There’s this scene in Harry Potter and the Goblet of Fire where Hermione is getting ready for the Yule Ball and slathers her hair in copious amounts of Sleekeazy’s Hair Potion. And just like that, she goes from loser to sexpot, so much so that she ends up hooking up with a high-profile hottie and gets mentioned in a newspaper gossip column.
Essentially, a hair product transforms her into Hogwart’s version of Suki Waterhouse.
As an 11-year old nerd with Hermione-grade frizz, reading this was a lightbulb moment for me. If I sort out my mental hair, maybe I won’t have to hide in the loos every time the Titanic song comes on at school discos. Maybe that cute boy with curtains in the year above will want to slow dance with me!
Henceforth began a lifetime of struggle with my hair.
As the only Middle Eastern girl in my (white) class in my (white) school in my (white) town, I so badly wanted to look like everyone else. I wanted Melissa from The O.C. hair. And post 9/11, when the word ‘Muslim’ became associated with the word ‘terrorist’, looking Middle Eastern became a source of embarrassment, not pride.
I have coarse, curly, Middle Eastern hair. Dark hair that kinks at the roots, with baby wisps that curl at my forehead like Kim Kardashian’s used to before she got them lasered off so she looked less Armenian. And, so thick. I have twice as much hair as the average person, maybe more.
Before the ‘Oh, you’re so lucky, fam’ come out, let me say this. I know having fine hair can also feel shit.
But don’t tell me I’m so ‘lucky’ when I go to a hairdressers and they charge me double and it takes two people to dry my hair. Don’t tell me I’m lucky when douchebag bros laugh at me on the street because I’m on holiday in a high-humidity country and look like Diana Ross.
If you’re reading this and think you have thick hair but haven’t snapped a hairbrush in the last month: bitch, please.
Finally, aged 26, I’ve learned to control my crazy thick hair, and even to love it. But it’s been a process. And as part of that process, I learnt how to love my roots – literally.
Growing up, I wanted to look white. I have hazel eyes and pale skin, and with blonde highlights I passed for European-ish. My cultural reference point was Jennifer Aniston. She’s part-Greek, and if you look at old pictures of her, she looks it. Prominent nose, dark hair, pale skin.
All it took for her to become an all-American pin-up was a nose job, some fake tan and caramel highlights. If she could do it, I reasoned, so could I.

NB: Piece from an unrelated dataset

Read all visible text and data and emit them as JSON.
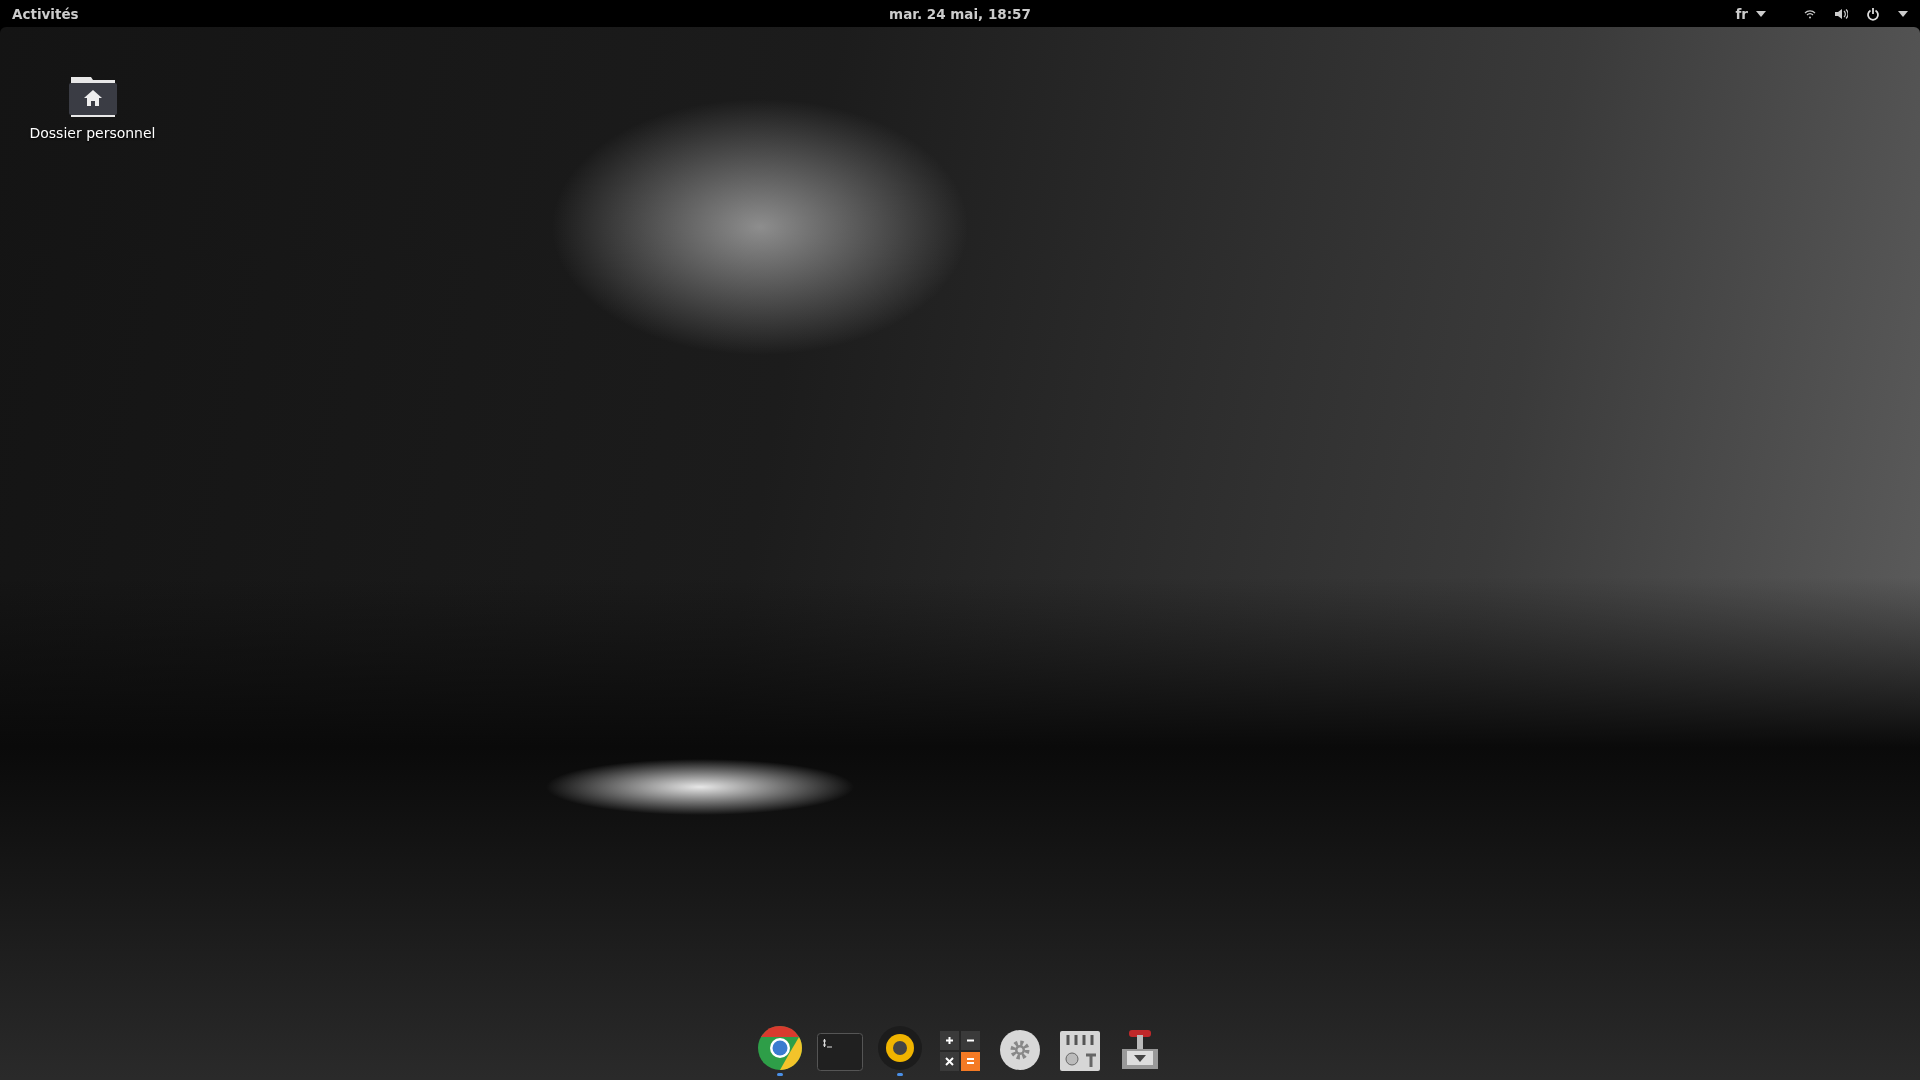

Aged 13, I began dyeing my hair blonde and torturing it with GHDs. It looked horrendous, kept snapping off and never grew past my shoulders. Everyone told me to stop, but I persisted for over a decade. Then, after a disastrous self-dye job, I finally had to confront the reality that I was never going to look like Jennifer Aniston.
I stopped dyeing my hair (luckily, around this time visible roots were in). I bought a wooden paddle brush (so much harder to snap). I stopped buying Class A-drugs and started buying premium shampoo instead (the Japanese know what’s up – try Shu Uemura Moisture Velvet, it’s so good I would drink it if I could).
I did weekly coconut oil treatments. And, most importantly, I hung up the GHDs. When my hair looked mental, I put it in a French plait. Never underestimate the power of a French plait.
If you have crazy hair, getting it into the best possible condition is the only way to make it manageable. I’d always wanted to get my hair chemically straightened (the Yuko system, not the Brazilian). But you can’t chemically straighten colour-treated hair. It just doesn’t work.
After a few years of not dyeing my hair, I got it chemically straightened. And it worked. My hair is now waist-length, shiny, and straight. Of course, chemically straightening your hair isn’t great for it, plus it’s crazy expensive. But if you compare it to attacking it with GHDs everyday, it’s a hell of a lot better.
I wish I could say that I learned to love my hair in all its crazy, messed-up glory, and didn’t need to spunk tons of money getting it straightened twice a year. But now that it’s straight, I’m happy. I know I look more Middle Eastern, and I’m proud of it.
Despite what this article might suggest, I actually don’t really think about my hair any more. I just wash it, and blast it with a hairdryer. It takes me half an hour to get ready for a night out, which means I have so much more time to waste on other pointless pursuits.
Learning how to love my roots set me free. And I really don’t care that I’ll never look anything like Marissa from The O.C. Because I like looking like (a slightly straighter version, but still Middle Eastern version of) me.